君だけが僕の味方だった 時もあった



SNOOZER:特集『ロック暗黒大陸ニッポン』
 HMVで立ち読みしたSNOOZERの最新号に『ロック暗黒大陸ニッポン』という特集記事があった。日本のロックアルバムから150タイトルを順位を付けて選んだもの。

snoozer (スヌーザー) 2007年 12月号 [雑誌]

snoozer (スヌーザー) 2007年 12月号 [雑誌]

ここに選ばれた150枚のアルバムの選択基準と順位付けに対する視点をここで事細かに説明するつもりは毛頭ない。これが我々の歴史観だ、言うべきことがあれば、それだけである。そう、これが正史だ。
もはや『風街ろまん』で始まるチャートなど見飽きてしまった。この我々の問題提起を発端にして、さらに議論が巻き起こり、欧米のようにきちんとスタンダードが確立されていけばいい。ここが最初の出発点だ。

 と、相変わらずこの雑誌らしいアジ文のようなリードからスタートする。どれどれという感じでそのランキングを眺めていて案外納得できるものだったのが、我ながら意外だった。そして1位に選ばれたアルバムを見て驚いた。多分1位が何だったのかを一発で当てられる人はいないと思う。何と、RCサクセションの『楽しい夕べに』だったのだ。このどんでん返しに軽い感動を覚えて、思わず購入。SNOOZERを買ったのは10年ぶり2度目ぐらいだなあ。

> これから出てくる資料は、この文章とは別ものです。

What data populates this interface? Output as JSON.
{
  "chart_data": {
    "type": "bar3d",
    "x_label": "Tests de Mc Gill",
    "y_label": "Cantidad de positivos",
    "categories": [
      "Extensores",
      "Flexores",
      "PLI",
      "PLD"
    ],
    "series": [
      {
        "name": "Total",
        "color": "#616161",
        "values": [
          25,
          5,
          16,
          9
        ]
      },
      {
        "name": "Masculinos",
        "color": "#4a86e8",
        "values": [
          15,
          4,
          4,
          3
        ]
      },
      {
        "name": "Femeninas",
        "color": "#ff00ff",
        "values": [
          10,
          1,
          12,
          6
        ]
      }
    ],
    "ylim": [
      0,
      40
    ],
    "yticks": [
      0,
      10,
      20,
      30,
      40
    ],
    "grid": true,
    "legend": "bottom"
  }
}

ランキングを全て引用するのは面倒だし、著作権上もどうかと思うので上位20タイトルまでを転載。

1.RCサクセション / 楽しい夕べに
2.ローザ・ルクセンブルグ / ローザ・ルクセンブルグII
3.フィッシュマンズ / 空中キャンプ
4.村八分 / ライヴ
5.中村一義 / 太陽
6.ボアダムス / SUPER ARE
7.岡村靖之 / 早熟
8.ローザ・ルクセンブルグ / ぷりぷり
9.コーネリアス / ファンタズマ
10.ソウル・フラワー・ユニオン / エレクトロ・アジール・バップ
11.暗黒大陸じゃがたら / 南蛮渡来
12.フリクション / 軋轢
13.スチャダラパー / WILD FANCY ALLIANCE
14.山口冨士夫 / ひまつぶし
15.裸のラリーズ / '77 LIVE
16.佐野元春 / ヴィジターズ
17.P-MODEL / パースペクティヴ
18.RCサクセション / シングル・マン
19.ミッシェル・ガン・エレファント / ギヤ・ブルーズ
20.ザ・ブルーハーツ / ザ・ブルーハーツ

 21位以下も興味深いので、実際の記事を一読することをお勧めする。因みに『風街ろまん』は32位で、『ゆでめん』はノン・チャート。例えばこれが90年代半ば、渋谷系の後の時期に選ばれたものだったらもっと評価は高かっただろう。付け加えればシュガーベイブの『SONGS』は102位だし、フリッパーズ・ギターも『ヘッド博士』が117位に入っているのみ。
 この手のものは「どうしてこれが入ってないのか」とか「これは過大評価だ」と突っ込みたくなる部分があるのは致し方ないところで、どうしたって完璧なランクなど作ることは出来ない。音楽の評価は常に相対的なものであって、今の耳で聴いて作成されたという意味においては面白いものだと思った。佐野元春で最も高評価なのが『ヴィジターズ』というのも、ニュー・ウェイヴ・リヴァイヴァル以後の現代らしい。
 しかし1位がRCで、しかも『楽しい夕べに』とは。意外だったが、個人的には嬉しい。この頃はまだフォークの形態を取っていたし、一般的な意味でのロックンロールのカタルシスからは遠い音楽なのだが、軽いアシッド感というか、静かな狂気を孕んでいる点で今の空気にフィットしている気はする。
 RCサクセションの、というよりは忌野清志郎のこのセンスは彼の音楽経歴を通して時々顔を出すもので、今もって失われていない。わざとらしくなく、こういう感覚を表現できる人は大変貴重だと思う。例えば近年のこんな曲を聴いても、それは感じられる。
http://youtube.com/watch?v=uyJLpoXIjG0
 曲調は「夜の散歩をしないかね」によく似ているものの、「イヤシノウタ」と皮肉っぽいタイトルを付けているところとか、ご覧のようなブラックなユーモアに満ちた衣装とか、才気が漲っていると思う。こうした才能はもっと評価されるべきで、『楽しい夕べに』が日本のロック・アルバムのベストに選ばれた意義は大きい。